Because reinforcement learning systems figure things out through trial and error, it works best in situations where an action or sequence of events is rapidly established, and feedback is obtained quickly to determine the next course of action — there is no need for reams of historical data for reinforcement learning to crunch through. A stock market algorithm that can make hundreds of actions per day is hence an optimal use case for reinforcement learning while optimizing customer lifetime value over years is not. It is worth noting that reinforcement learning does not work well with ambiguity but is superb at optimization tasks using established metrics in the form of inputs, actions, and rewards. This makes reinforcement learning ideal for the automation of processes or for managing dense, data-generating business processes.”

 

McKinsey analysts insist the COVID-19 pandemic has brought the value of reinforcement learning for businesses to the forefront. They explain, “Whereas once retailers could reasonably expect that past consumer behaviors would indicate future preferences, they now operate in a world where consumer purchase patterns and preferences evolve rapidly — all the more so as the COVID-19 pandemic repeatedly redefines life. Manufacturers and consumer-packaged-goods companies are under pressure to build dynamic supply chains that account for climate, political, and societal shifts anywhere in the world at a moment’s notice. Each of these challenges represents a complex and highly dynamic optimization problem, which, with the right data and feedback loops, is well suited for solving with reinforcement learning.”

 

Concluding Thoughts

 

McKinsey analysts conclude, “Executives who today understand the potential of reinforcement learning will be better positioned to find the edge in their industries.” They add “In our experience, one of the best ways to know if a given process is ready for reinforcement learning is to ask, ‘What business challenges haven’t we been able to solve with traditional modeling approaches?’ Look for areas where teams are conducting AI projects with other methods but haven’t been able to bring them into production because the environment is too dynamic and the models deliver inconsistent results, require too many assumptions and approximations about the data, or cannot handle the full scope of business needs.” As Mah pointed out, reinforcement learning isn’t a silver bullet nor is it the right approach for every problem. Even when a good problem has been identified for reinforcement learning, Mah recommends patience. “Though a mature technology,” he writes, “reinforcement learning is hardly magic and will not find the optimal path from day one. False starts are possible, too.
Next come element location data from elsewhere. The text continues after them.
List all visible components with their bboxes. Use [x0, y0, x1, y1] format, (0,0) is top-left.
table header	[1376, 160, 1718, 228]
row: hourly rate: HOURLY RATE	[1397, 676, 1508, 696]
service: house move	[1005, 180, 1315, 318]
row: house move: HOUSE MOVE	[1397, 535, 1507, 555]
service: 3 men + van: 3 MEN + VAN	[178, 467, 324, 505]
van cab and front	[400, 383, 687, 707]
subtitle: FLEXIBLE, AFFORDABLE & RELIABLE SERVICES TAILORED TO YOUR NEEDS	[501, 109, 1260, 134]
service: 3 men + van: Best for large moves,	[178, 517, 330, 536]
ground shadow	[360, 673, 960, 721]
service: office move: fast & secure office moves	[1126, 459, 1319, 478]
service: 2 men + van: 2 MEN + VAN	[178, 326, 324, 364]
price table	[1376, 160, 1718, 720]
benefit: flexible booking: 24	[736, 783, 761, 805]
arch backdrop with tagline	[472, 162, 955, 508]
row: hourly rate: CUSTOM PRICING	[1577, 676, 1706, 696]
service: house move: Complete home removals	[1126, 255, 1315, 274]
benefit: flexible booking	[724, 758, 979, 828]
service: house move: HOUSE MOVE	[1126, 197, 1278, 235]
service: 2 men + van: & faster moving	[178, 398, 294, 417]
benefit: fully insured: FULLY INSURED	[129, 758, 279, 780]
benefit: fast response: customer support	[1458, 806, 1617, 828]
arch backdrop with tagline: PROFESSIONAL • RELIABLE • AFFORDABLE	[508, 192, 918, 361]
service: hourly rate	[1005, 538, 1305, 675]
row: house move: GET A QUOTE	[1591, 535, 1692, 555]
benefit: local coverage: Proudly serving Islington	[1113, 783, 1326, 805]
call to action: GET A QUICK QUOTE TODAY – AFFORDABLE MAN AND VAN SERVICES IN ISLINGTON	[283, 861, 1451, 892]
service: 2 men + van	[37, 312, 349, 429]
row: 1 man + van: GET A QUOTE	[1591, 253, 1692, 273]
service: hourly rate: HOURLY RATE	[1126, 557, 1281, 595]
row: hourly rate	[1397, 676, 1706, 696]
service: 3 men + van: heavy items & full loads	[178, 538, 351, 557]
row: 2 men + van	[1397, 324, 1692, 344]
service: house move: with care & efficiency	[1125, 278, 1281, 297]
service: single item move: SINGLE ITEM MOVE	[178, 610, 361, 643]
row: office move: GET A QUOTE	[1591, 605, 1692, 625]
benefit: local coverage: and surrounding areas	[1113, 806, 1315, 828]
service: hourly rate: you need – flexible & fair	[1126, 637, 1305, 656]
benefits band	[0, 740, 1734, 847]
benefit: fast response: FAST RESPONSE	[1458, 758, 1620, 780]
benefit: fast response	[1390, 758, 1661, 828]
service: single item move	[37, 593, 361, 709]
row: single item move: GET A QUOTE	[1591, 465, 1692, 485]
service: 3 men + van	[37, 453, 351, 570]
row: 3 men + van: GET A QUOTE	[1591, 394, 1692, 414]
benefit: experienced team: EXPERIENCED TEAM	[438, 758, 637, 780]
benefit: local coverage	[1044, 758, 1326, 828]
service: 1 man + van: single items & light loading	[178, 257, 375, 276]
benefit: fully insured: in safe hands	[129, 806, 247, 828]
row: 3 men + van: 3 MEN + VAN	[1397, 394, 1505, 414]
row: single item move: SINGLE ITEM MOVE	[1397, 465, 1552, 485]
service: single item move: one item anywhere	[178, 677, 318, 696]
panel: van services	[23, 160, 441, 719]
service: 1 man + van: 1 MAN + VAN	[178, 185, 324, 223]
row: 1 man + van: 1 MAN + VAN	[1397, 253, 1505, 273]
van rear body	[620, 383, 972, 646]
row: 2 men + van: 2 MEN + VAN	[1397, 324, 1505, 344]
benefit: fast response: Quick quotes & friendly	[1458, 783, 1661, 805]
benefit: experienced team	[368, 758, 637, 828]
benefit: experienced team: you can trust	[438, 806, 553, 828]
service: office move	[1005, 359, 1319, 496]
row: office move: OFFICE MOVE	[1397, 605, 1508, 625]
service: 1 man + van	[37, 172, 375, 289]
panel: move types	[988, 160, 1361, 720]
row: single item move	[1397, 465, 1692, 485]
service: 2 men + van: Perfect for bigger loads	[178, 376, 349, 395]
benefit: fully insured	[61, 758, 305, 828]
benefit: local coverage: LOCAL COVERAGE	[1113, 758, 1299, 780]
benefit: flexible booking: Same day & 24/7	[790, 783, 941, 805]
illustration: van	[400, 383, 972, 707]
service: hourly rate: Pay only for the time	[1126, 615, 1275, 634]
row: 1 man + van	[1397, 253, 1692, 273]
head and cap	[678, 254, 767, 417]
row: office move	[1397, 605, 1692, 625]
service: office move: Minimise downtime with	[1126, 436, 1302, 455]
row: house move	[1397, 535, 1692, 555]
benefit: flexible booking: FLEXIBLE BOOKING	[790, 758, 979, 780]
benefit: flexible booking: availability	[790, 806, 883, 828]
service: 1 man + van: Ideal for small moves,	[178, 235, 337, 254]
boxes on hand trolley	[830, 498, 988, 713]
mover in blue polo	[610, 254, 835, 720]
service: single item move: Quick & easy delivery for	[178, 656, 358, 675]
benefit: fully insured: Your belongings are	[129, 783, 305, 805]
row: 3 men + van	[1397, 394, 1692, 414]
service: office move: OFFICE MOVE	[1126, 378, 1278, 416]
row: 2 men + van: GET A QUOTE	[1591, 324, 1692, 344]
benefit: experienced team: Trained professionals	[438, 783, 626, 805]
However, deployed well and given time, reinforcement learning can potentially find surprising, creative solutions to help organizations outpace their competition.”

 

Footnotes
[1] Ben Dickson, “DeepMind says reinforcement learning is ‘enough’ to reach general AI,” VentureBeat, 9 June 2021.
[2] Apoorva Bellapu, “Reinforcement Learning for a Better Tomorrow,” Analytics Insight, 24 July 2021.
[3] Kathryn Hume and Matthew E. Taylor, “Why AI That Teaches Itself to Achieve a Goal Is the Next Big Thing,” Harvard Business Review, 21 April 2021.
[4] Ben Dickson, “Reinforcement learning challenge to push boundaries of embodied AI,” TechTalks, 26 April 2021.
[5] Jacomo Corbo, Oliver Fleming, and Nicolas Hohn, “It’s time for businesses to chart a course for reinforcement learning,” McKinsey & Company, 1 April 2021.
[6] Paul Mah, “Why Reinforcement Learning Matters in Business,” CDO Trends, 5 May 2021.